The insulating boat or dish 22 of FIG. 3 is made by ion
implantation. Ions of an element are projected against the upper
face as viewed in FIG. 3 of a semiconductive substrate 24, as
indicated by the arrows 36. It is known that upon projecting ions
at a surface at a low velocity or energy, the surface will be
plated with the material of the ions. If the energy of the ions is
greater, the ions will penetrate the surface and be deposited just
below the surface. If the ions have still greater energy, the ions
will penetrate the surface and will be deposited in a layer all of
which is below the surface, at a depth which is dependent upon the
average velocity of the ions. The material may be chosen for the
proper effect. For example, if the substrate is of an N-type or
P-type silicon, the ions may be of oxygen to provide an insulating
boat of SiO.sub.2 , or the ions may be of nitrogen to provide an
insulating boat of Si.sub.3 N.sub.4 . In fact, the ions may be of
silicon in which case an insulating boat can be provided by so
destroying the doped silicon substrate with the silicon ions as to
produce an insulating boat of so damaged substrate material. If the
substrate is of N- or P-type GaAs for example, the ions may be of
chromium or of iron which when implanted in semiconductor GaAs
renders it semiinsulative or non-conductive. Other ion implantation
may be used to provide insulating boats or dishes in other types of
semiconductive substrates.
Turning more particularly to FIG. 3, first the region 26 of
material of the opposite conductivity type to that of the substrate
is formed in the upper surface of the substrate 24 as viewed in
FIG. 3. Then a region 28 of the same conductivity type as that of
the substrate 24 is formed in the region 26, producing a
transistor. This transistor is tested. (Or if a diode is desired,
the region 28 is not made, and the diode is tested.) And then,
assuming that the transistor or diode tests out to be acceptable,
the insulating boat 22 is formed. A coating 30 of a material, which
may be metal or dielectric or a combination of both (the
combination not being shown in FIG. 3), is provided on the upper
surface of the semiconductive substrate 24. Then a hole 32 having
slanting sides 34 is provided in the coating 30 over the
semiconductive device formed in the surface of the substrate 24.
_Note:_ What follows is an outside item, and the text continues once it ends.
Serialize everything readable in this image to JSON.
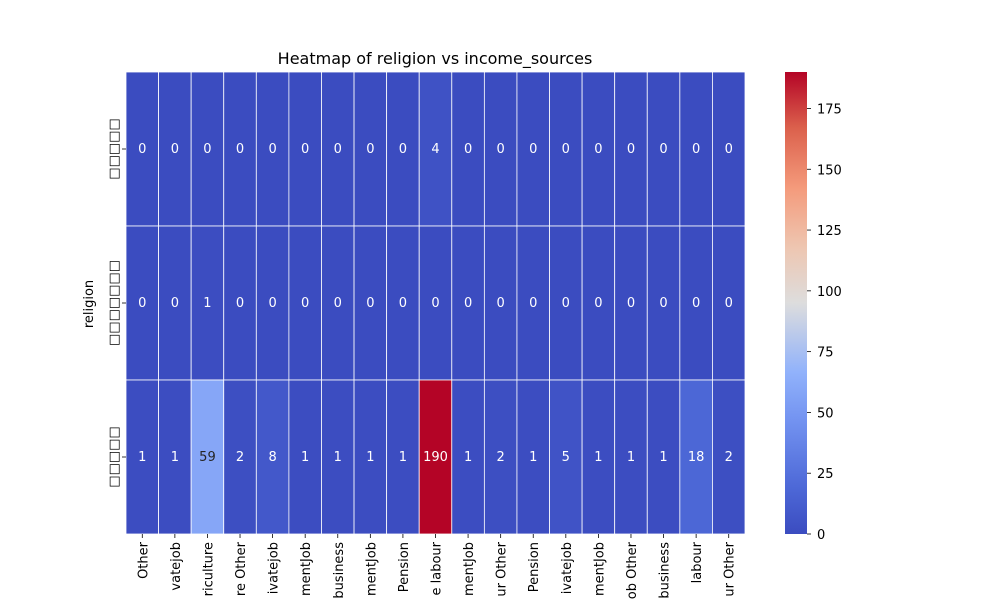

The coating 30 is made so thick as to stop ions, indicated by the
arrows 36, which are projected against the surface of the substrate
24 in a known manner, from reaching the surface of the substrate
24. However, the slant of the sides 34 of the hole 32 is so chosen
that the ions penetrate from a zero depth to the required depth in
a direction away from the thicker portion of the layer 30. The ions
are completely stopped by the layer 30 or are slowed down less and
less by the decreasing thickness of the layer 30 under the slanting
sides 34. The result is that the dish or boat 22 of insulating
material is formed in the semiconductive substrate 24, which has
slanting sides 38, which slant downward as they approach each other
and a bottom portion 40 is formed integrally joining the bottom
edges of the sides 38, some of the semiconductive material 24 and
the regions 26 and 28 therein being in the boat or dish 22. While
not shown, the ends of the boat or dish 22 may be formed by
terminating the holes 32 with slanting walls 34 in the directions
that are not shown. The ion bombardment does not hurt the
semiconductor device shown in the drawing since the ions go
completely therethrough without stopping and doing no noticeable
damage. It will also be noted that the steps for making the dish or
boat 22 are simpler, fewer, and are easier to do than steps for
making the islands comprising the semiconductive material 10 of
FIGS. 1 and 2. Other similar semiconductive devices similarly
insulated from the major portion of the substrate may be provided
in the substrate 24 simultaneously with the one shown by making a
plurality of holes 32 each with slanting sides 34 in the layer 30
at desired locations with respect to other semiconductive devices
as described hereinabove.
It is sometimes desirable to have a very thin coating (not shown)
which may be of the same material as the material 30, covering the
bottom of the hole 32 to protect the exposed surface from possible
damage by the ion beam. The thin coating is so thin that it does
not appreciably react with the ion beam.
* * * * *